Abstract

Sale of illicit drugs through online ‘cryptomarkets’ is a notable innovation in the illicit drug market. Cryptomarkets present new ways of configuring risk and harm in relation to drug use. I examine the kinds of knowledge and discourses users employed to do this. I argue that the lay/expert divide that creates a hierarchy of knowledge around drug use and harms is increasingly undermined by the creation of knowledge communities by drug users who make drug use work effectively for them.

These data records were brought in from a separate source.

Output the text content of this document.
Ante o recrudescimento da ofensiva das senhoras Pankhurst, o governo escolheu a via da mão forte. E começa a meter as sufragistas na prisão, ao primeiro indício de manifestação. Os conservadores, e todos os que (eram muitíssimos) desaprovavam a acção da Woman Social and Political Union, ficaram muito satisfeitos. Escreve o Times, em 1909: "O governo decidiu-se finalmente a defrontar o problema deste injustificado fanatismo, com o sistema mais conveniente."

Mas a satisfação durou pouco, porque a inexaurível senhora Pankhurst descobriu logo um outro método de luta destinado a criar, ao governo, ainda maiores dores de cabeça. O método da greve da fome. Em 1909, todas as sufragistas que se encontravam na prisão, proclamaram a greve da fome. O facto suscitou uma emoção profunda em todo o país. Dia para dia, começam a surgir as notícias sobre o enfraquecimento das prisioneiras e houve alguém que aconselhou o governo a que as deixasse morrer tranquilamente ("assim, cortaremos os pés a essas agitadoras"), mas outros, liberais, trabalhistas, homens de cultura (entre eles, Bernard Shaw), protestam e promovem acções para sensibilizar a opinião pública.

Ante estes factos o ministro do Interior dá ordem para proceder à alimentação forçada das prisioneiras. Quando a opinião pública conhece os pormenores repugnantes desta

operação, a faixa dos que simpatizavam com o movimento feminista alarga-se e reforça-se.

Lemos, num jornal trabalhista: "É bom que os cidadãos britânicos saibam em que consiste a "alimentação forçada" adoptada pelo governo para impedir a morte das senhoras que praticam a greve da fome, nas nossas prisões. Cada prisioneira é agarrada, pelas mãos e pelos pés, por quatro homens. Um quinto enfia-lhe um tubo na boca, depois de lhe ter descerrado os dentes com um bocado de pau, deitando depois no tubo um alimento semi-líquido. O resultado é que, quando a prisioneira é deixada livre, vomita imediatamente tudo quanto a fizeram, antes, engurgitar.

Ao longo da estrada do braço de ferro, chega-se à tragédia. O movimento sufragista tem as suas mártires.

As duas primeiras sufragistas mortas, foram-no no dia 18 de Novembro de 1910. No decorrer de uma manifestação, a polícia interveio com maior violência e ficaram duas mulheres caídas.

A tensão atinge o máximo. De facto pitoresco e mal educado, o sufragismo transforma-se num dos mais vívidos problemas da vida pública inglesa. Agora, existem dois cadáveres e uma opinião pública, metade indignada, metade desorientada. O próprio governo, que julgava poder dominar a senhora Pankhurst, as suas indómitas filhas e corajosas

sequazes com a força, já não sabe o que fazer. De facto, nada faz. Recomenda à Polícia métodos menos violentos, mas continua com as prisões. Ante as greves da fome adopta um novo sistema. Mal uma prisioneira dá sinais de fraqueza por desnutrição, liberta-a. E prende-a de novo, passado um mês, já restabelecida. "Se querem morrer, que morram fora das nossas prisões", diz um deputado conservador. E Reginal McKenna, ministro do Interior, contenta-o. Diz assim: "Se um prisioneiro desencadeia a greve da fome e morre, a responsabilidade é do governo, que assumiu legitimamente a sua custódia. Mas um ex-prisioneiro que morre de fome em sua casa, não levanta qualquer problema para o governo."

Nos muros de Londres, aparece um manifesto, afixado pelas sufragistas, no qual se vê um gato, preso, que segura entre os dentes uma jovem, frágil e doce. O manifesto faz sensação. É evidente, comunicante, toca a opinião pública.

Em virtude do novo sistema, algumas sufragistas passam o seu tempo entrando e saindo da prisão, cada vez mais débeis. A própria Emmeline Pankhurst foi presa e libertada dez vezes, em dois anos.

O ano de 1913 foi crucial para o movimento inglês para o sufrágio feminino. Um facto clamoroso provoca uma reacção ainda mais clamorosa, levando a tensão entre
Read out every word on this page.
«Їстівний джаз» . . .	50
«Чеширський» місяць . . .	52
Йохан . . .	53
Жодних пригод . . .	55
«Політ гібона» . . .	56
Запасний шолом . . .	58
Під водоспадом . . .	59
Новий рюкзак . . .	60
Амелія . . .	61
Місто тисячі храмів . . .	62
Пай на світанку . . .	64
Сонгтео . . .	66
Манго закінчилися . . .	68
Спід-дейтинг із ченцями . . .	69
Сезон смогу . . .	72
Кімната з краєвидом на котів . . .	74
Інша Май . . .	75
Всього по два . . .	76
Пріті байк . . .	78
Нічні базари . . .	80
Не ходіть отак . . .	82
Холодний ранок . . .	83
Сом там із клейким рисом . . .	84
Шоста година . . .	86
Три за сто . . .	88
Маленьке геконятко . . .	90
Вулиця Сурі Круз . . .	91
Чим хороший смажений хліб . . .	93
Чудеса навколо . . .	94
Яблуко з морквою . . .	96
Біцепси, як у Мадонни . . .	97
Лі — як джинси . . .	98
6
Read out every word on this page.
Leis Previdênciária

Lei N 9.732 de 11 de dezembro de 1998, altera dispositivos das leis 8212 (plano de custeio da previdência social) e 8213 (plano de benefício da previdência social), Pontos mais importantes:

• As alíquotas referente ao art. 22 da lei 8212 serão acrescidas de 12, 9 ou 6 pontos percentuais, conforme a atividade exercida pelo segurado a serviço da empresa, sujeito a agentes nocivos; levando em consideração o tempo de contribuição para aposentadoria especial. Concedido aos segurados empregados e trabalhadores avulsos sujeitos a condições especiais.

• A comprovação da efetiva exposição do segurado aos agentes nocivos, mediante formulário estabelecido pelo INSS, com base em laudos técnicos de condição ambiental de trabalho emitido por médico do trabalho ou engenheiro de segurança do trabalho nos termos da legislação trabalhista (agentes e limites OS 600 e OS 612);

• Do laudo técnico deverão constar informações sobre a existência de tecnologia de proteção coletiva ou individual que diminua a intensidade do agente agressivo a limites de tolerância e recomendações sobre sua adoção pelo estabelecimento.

I draw on the discussion forum of a now defunct English language focused cryptomarket, anonymised as ‘Merkat’, collected between 2015 and 2016. Typically, vendors in the major cryptomarkets are based in the USA, UK, China, the Netherlands and Australia. Buyers were mainly located in the USA, UK, Australia and Western Europe. I scraped the market forum threads and coded on emergent themes. I found that risk worked along four axes, cultural normalisation/pathologisation, chemical potency, legal/policy and market, each of which required a set of practices and orientations to manage successfully. Users indicated that they had adapted many harm reduction practices, while also promoting a ‘responsible harm’ orientation where they sought to own and take charge of harm. The support infrastructure drew on knowledge from drug users, vendors and interested professionals. I conclude that cryptomarkets can provide a community infrastructure that supports the exchange of drugs and configures them as risky but manageable objects.